Abstract Graphene, a 2D hexagonal lattice of carbon atoms, has emerged as a promising material with unparalleled properties. However, prevalent synthesis techniques often impose environmental, temporal, or scalability challenges. In this research, we reported an approach to graphene synthesis using Liquid-phase Pulsed Laser Ablation (LP-PLA) of five diverse carbon-based targets, namely commercial pencil grades (6B and 8B), flexible graphite (FG), commercial graphite rod (GR), and biochar (BC). Our methodology offers a greener, swifter alternative, leveraging minimal chemical precursors, rapid production, and tunable synthesis parameters. Results from X-ray diffraction (XRD) and Raman spectroscopy consistently revealed the transition from graphite to graphene structures. Specifically, broadened XRD peaks around 2θ = 26.5° and the manifestation of the D, G, and 2D bands in the Raman spectra serve as unequivocal markers of this transition. High-Resolution Transmission Electron Microscopy (HRTEM) images further validated the layered graphene formations, particularly prominent in 6B, 8B, FG, and GR samples.
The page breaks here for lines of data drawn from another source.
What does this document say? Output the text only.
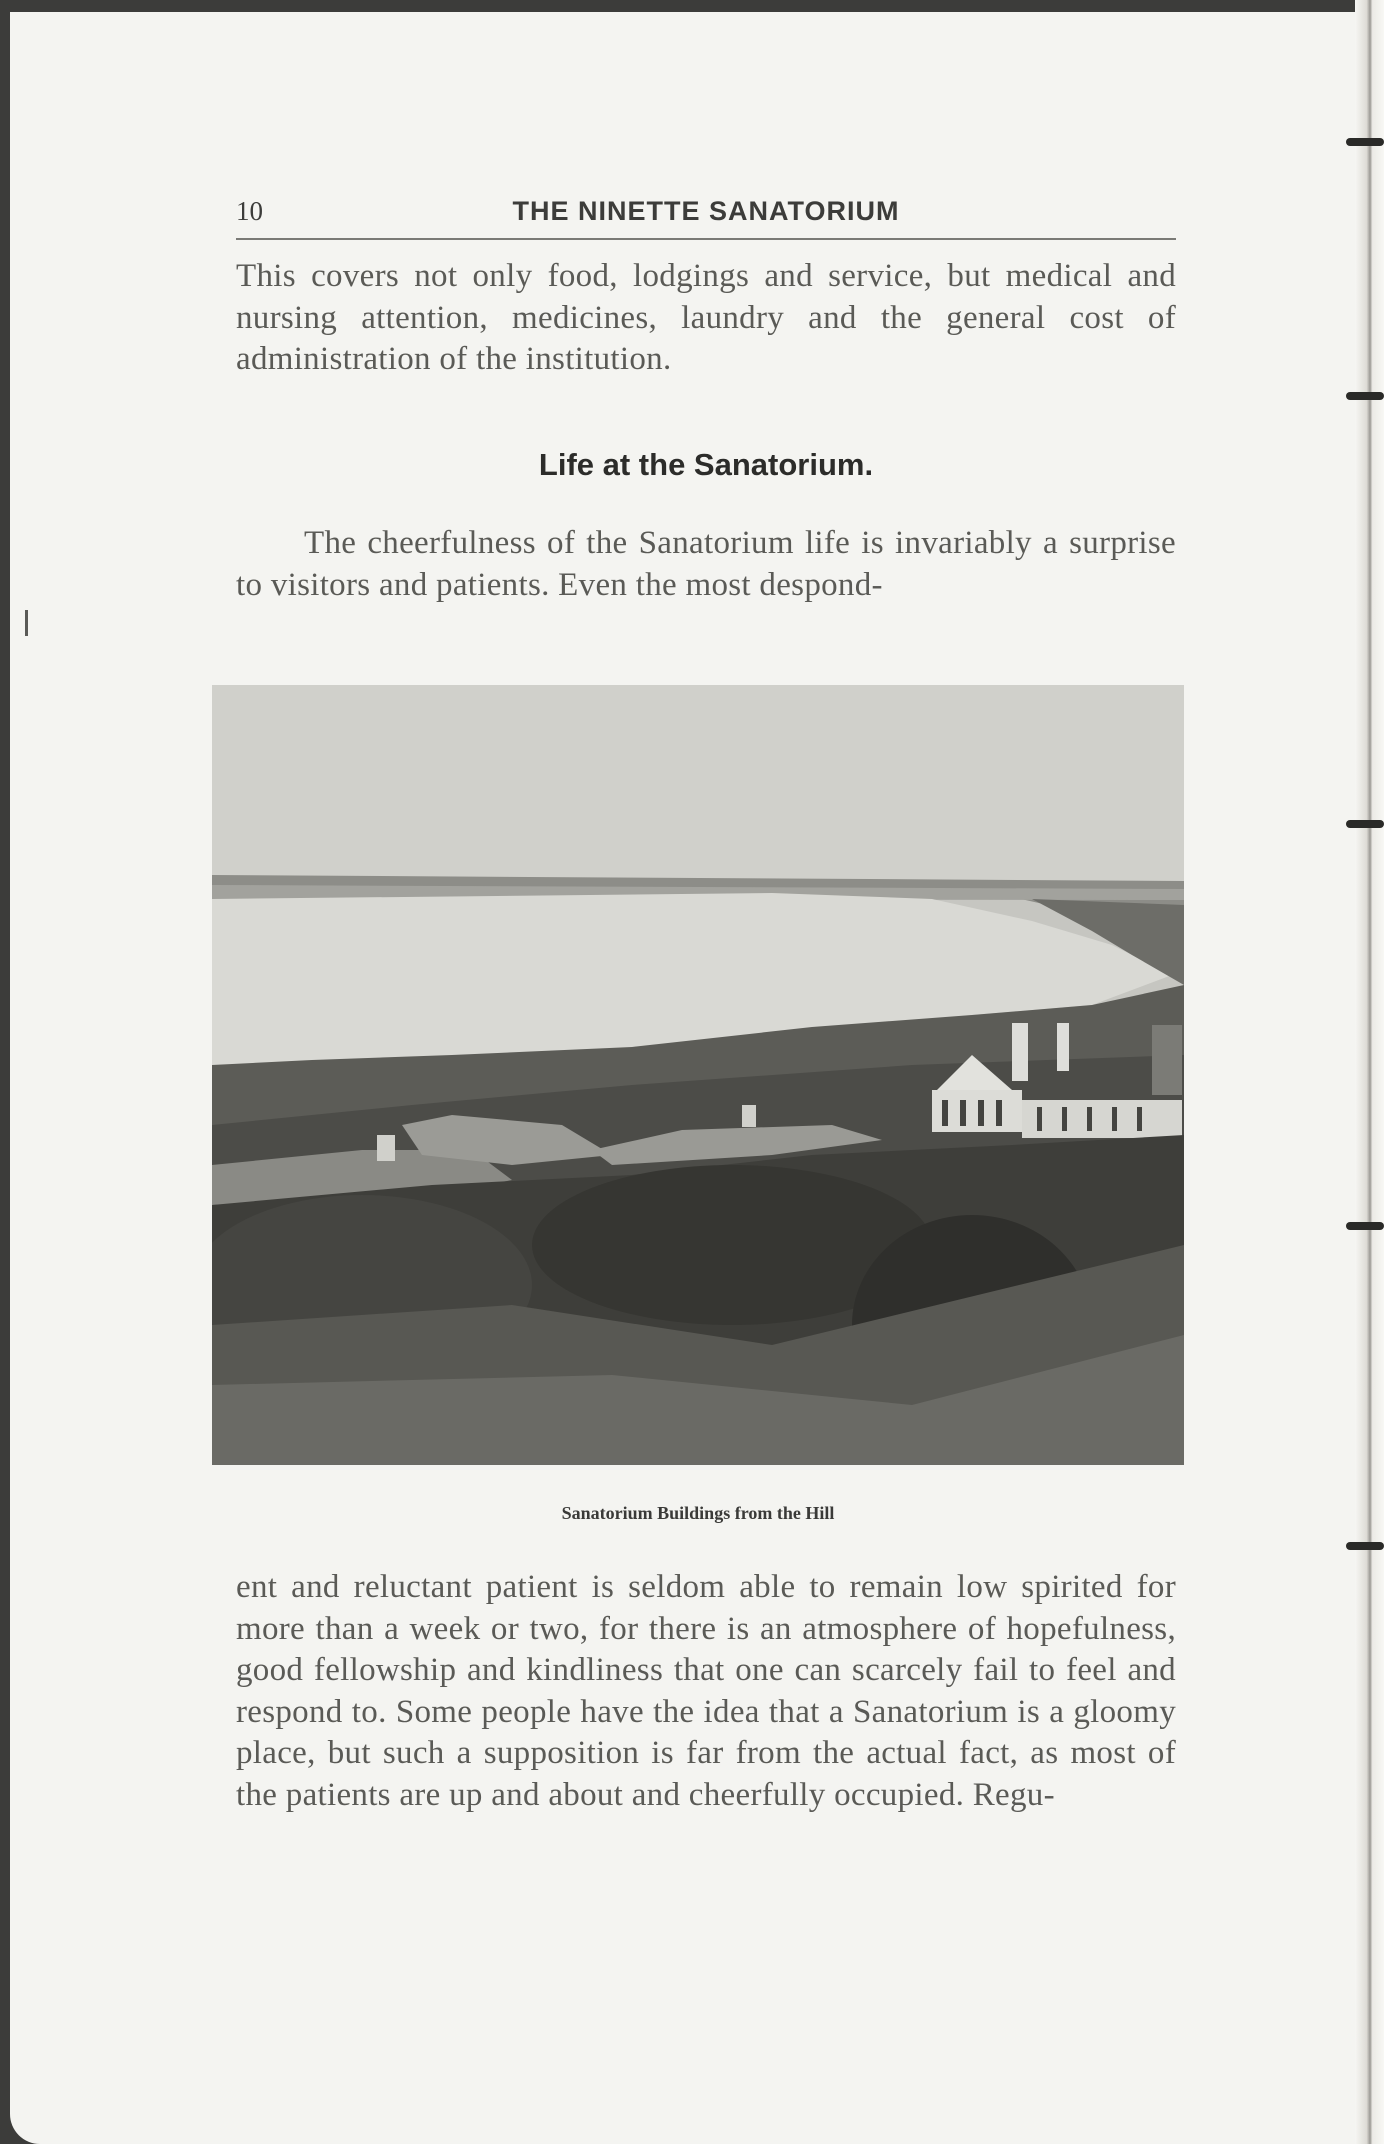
10	THE NINETTE SANATORIUM

This covers not only food, lodgings and service, but medical and nursing attention, medicines, laundry and the general cost of administration of the institution.

Life at the Sanatorium.

The cheerfulness of the Sanatorium life is invariably a surprise to visitors and patients. Even the most despond-

Sanatorium Buildings from the Hill

ent and reluctant patient is seldom able to remain low spirited for more than a week or two, for there is an atmosphere of hopefulness, good fellowship and kindliness that one can scarcely fail to feel and respond to. Some people have the idea that a Sanatorium is a gloomy place, but such a supposition is far from the actual fact, as most of the patients are up and about and cheerfully occupied. Regu-
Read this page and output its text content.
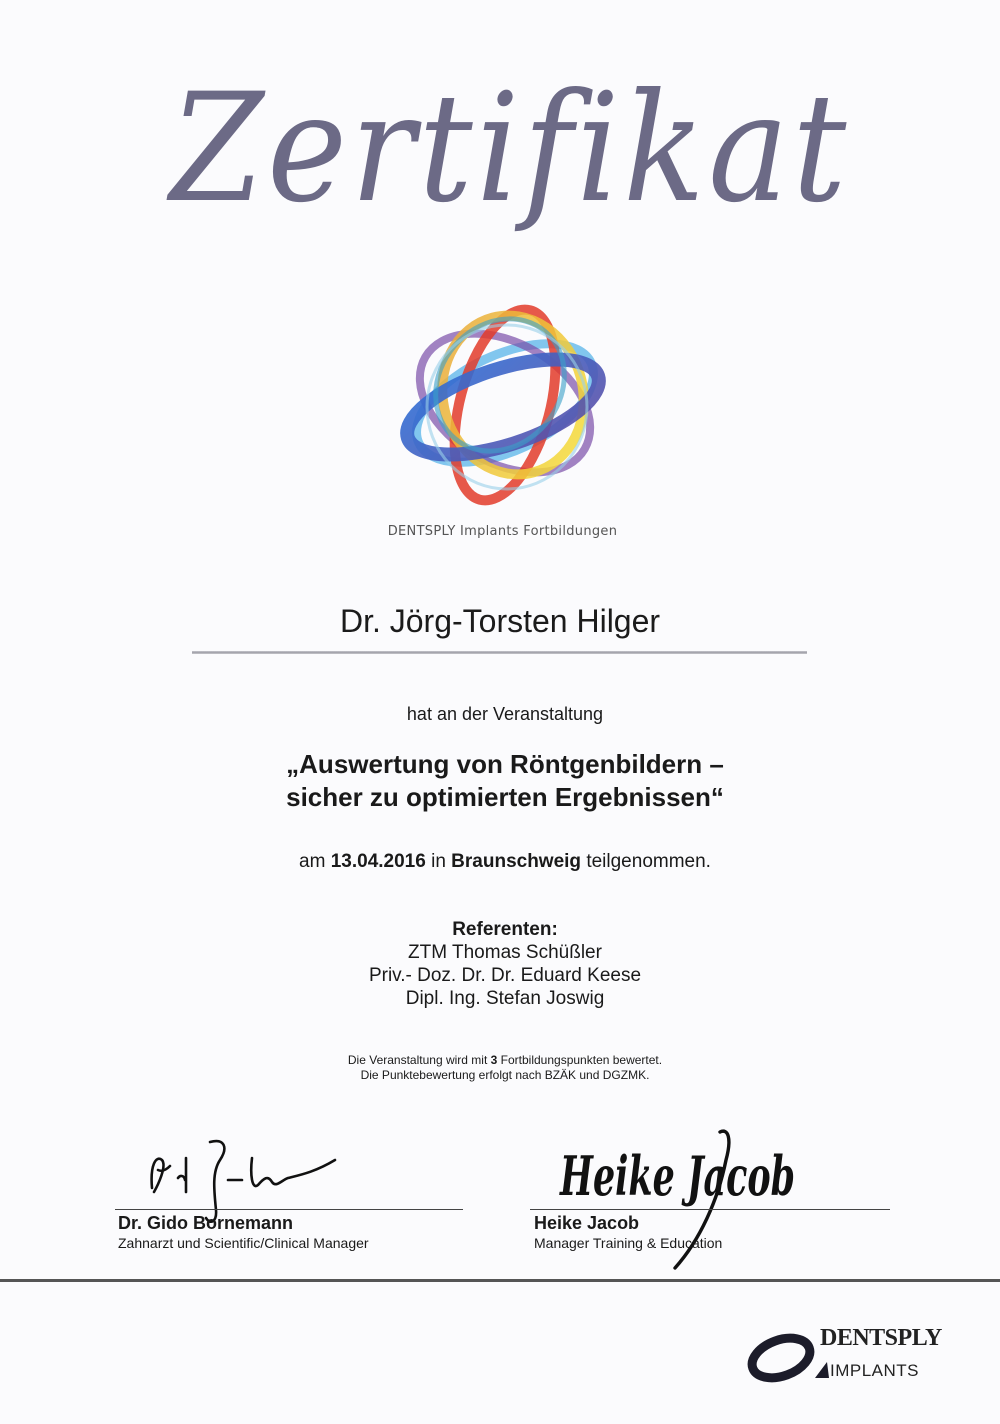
Zertifikat
DENTSPLY Implants Fortbildungen
Dr. Jörg-Torsten Hilger
hat an der Veranstaltung
„Auswertung von Röntgenbildern –
sicher zu optimierten Ergebnissen“
am 13.04.2016 in Braunschweig teilgenommen.
Referenten:
ZTM Thomas Schüßler
Priv.- Doz. Dr. Dr. Eduard Keese
Dipl. Ing. Stefan Joswig
Die Veranstaltung wird mit 3 Fortbildungspunkten bewertet.
Die Punktebewertung erfolgt nach BZÄK und DGZMK.
Dr. Gido Bornemann
Zahnarzt und Scientific/Clinical Manager
Heike Jacob
Heike Jacob
Manager Training & Education
DENTSPLY
IMPLANTS
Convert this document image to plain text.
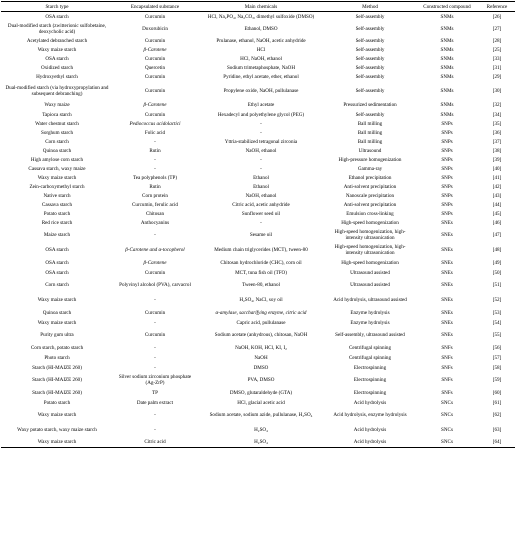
Starch type	Encapsulated substance	Main chemicals	Method	Constructed compound	Reference
OSA starch	Curcumin	HCl, Na₂PO₄, Na₂CO₃, dimethyl sulfoxide (DMSO)	Self-assembly	SNMs	[26]
Dual-modified starch (zwitterionic sulfobetaine, deoxycholic acid)	Doxorubicin	Ethanol, DMSO	Self-assembly	SNMs	[27]
Acetylated debranched starch	Curcumin	Prulanase, ethanol, NaOH, acetic anhydride	Self-assembly	SNMs	[28]
Waxy maize starch	β-Carotene	HCl	Self-assembly	SNMs	[25]
OSA starch	Curcumin	HCl, NaOH, ethanol	Self-assembly	SNMs	[33]
Oxidized starch	Quercetin	Sodium trimetaphosphate, NaOH	Self-assembly	SNMs	[31]
Hydroxyethyl starch	Curcumin	Pyridine, ethyl acetate, ether, ethanol	Self-assembly	SNMs	[29]
Dual-modified starch (via hydroxypropylation and subsequent debranching)	Curcumin	Propylene oxide, NaOH, pullulanase	Self-assembly	SNMs	[30]
Waxy maize	β-Carotene	Ethyl acetate	Pressurized sedimentation	SNMs	[32]
Tapioca starch	Curcumin	Hexadecyl and polyethylene glycol (PEG)	Self-assembly	SNMs	[34]
Water chestnut starch	Pediococcus acidolactici	-	Ball milling	SNPs	[35]
Sorghum starch	Folic acid	-	Ball milling	SNPs	[36]
Corn starch	-	Yttria-stabilized tetragonal zirconia	Ball milling	SNPs	[37]
Quinoa starch	Rutin	NaOH, ethanol	Ultrasound	SNPs	[38]
High amylose corn starch	-	-	High-pressure homogenization	SNPs	[39]
Cassava starch, waxy maize	-	-	Gamma-ray	SNPs	[40]
Waxy maize starch	Tea polyphenols (TP)	Ethanol	Ethanol precipitation	SNPs	[41]
Zein-carboxymethyl starch	Rutin	Ethanol	Anti-solvent precipitation	SNPs	[42]
Native starch	Corn protein	NaOH, ethanol	Nanoscale precipitation	SNPs	[43]
Cassava starch	Curcumin, ferulic acid	Citric acid, acetic anhydride	Anti-solvent precipitation	SNPs	[44]
Potato starch	Chitosan	Sunflower seed oil	Emulsion cross-linking	SNPs	[45]
Red rice starch	Anthocyanins	-	High-speed homogenization	SNEs	[46]
Maize starch	-	Sesame oil	High-speed homogenization, high-intensity ultrasonication	SNEs	[47]
OSA starch	β-Carotene and α-tocopherol	Medium chain triglycerides (MCT), tween-80	High-speed homogenization, high-intensity ultrasonication	SNEs	[48]
OSA starch	β-Carotene	Chitosan hydrochloride (CHC), corn oil	High-speed homogenization	SNEs	[49]
OSA starch	Curcumin	MCT, tuna fish oil (TFO)	Ultrasound assisted	SNEs	[50]
Corn starch	Polyvinyl alcohol (PVA), carvacrol	Tween-80, ethanol	Ultrasound assisted	SNEs	[51]
Waxy maize starch	-	H₂SO₄, NaCl, soy oil	Acid hydrolysis, ultrasound assisted	SNEs	[52]
Quinoa starch	Curcumin	α-amylase, saccharifying enzyme, citric acid	Enzyme hydrolysis	SNEs	[53]
Waxy maize starch	-	Capric acid, pullulanase	Enzyme hydrolysis	SNEs	[54]
Purity gum ultra	Curcumin	Sodium acetate (anhydrous), chitosan, NaOH	Self-assembly, ultrasound assisted	SNEs	[55]
Corn starch, potato starch	-	NaOH, KOH, HCl, KI, I₂	Centrifugal spinning	SNFs	[56]
Photo starch	-	NaOH	Centrifugal spinning	SNFs	[57]
Starch (HI-MAIZE 260)	-	DMSO	Electrospinning	SNFs	[58]
Starch (HI-MAIZE 260)	Silver sodium zirconium phosphate (Ag-ZrP)	PVA, DMSO	Electrospinning	SNFs	[59]
Starch (HI-MAIZE 260)	TP	DMSO, glutaraldehyde (GTA)	Electrospinning	SNFs	[60]
Potato starch	Date palm extract	HCl, glacial acetic acid	Acid hydrolysis	SNCs	[61]
Waxy maize starch	-	Sodium acetate, sodium azide, pullulanase, H₂SO₄	Acid hydrolysis, enzyme hydrolysis	SNCs	[62]
Waxy potato starch, waxy maize starch	-	H₂SO₄	Acid hydrolysis	SNCs	[63]
Waxy maize starch	Citric acid	H₂SO₄	Acid hydrolysis	SNCs	[64]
Collectively, our findings illuminate the potential of LP-PLA as an efficient, eco-friendly avenue for graphene synthesis, emphasizing its versatility across varied graphite sources and laser parameters. This research thus delineates a significant stride towards addressing the contemporary challenges in graphene synthesis and sets the stage for its broader, sustainable applications.